Globus Connect Server Deep Dive - GlobusWorld 2024Globus
We explore the Globus Connect Server (GCS) architecture and experiment with advanced configuration options and use cases. This content is targeted at system administrators who are familiar with GCS and currently operate—or are planning to operate—broader deployments at their institution.

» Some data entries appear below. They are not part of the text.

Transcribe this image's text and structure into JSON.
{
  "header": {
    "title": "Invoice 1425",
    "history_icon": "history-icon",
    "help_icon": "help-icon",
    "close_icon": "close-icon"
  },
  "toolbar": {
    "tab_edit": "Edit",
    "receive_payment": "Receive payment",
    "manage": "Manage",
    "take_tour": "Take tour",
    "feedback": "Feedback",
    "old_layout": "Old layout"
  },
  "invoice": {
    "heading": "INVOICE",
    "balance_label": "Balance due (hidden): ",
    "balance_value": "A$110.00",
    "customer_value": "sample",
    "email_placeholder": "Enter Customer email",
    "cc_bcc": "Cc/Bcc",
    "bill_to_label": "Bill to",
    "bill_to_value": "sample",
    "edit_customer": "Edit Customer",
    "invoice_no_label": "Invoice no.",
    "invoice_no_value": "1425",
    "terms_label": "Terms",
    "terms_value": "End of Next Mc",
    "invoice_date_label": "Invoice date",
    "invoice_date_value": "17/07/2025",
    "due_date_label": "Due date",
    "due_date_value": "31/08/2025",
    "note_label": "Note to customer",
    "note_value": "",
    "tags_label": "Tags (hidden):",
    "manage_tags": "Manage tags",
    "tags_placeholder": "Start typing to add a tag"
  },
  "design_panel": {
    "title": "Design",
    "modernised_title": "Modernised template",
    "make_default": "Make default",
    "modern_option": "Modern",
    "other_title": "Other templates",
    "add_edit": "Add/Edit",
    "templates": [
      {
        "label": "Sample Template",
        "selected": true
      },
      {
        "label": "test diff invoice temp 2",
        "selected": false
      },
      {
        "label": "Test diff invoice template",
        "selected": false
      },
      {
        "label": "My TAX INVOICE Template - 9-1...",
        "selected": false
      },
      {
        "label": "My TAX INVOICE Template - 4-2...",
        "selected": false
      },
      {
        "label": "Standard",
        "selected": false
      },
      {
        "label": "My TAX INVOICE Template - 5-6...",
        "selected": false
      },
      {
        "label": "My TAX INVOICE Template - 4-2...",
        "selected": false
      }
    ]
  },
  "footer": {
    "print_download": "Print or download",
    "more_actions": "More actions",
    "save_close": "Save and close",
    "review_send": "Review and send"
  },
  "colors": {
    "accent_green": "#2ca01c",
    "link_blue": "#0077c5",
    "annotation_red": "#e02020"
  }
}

Providing Globus Services to Users of JASMIN for Environmental Data AnalysisGlobus
JASMIN is the UK’s high-performance data analysis platform for environmental science, operated by STFC on behalf of the UK Natural Environment Research Council (NERC). In addition to its role in hosting the CEDA Archive (NERC’s long-term repository for climate, atmospheric science & Earth observation data in the UK), JASMIN provides a collaborative platform to a community of around 2,000 scientists in the UK and beyond, providing nearly 400 environmental science projects with working space, compute resources and tools to facilitate their work. High-performance data transfer into and out of JASMIN has always been a key feature, with many scientists bringing model outputs from supercomputers elsewhere in the UK, to analyse against observational or other model data in the CEDA Archive. A growing number of JASMIN users are now realising the benefits of using the Globus service to provide reliable and efficient data movement and other tasks in this and other contexts. Further use cases involve long-distance (intercontinental) transfers to and from JASMIN, and collecting results from a mobile atmospheric radar system, pushing data to JASMIN via a lightweight Globus deployment. We provide details of how Globus fits into our current infrastructure, our experience of the recent migration to GCSv5.4, and of our interest in developing use of the wider ecosystem of Globus services for the benefit of our user community.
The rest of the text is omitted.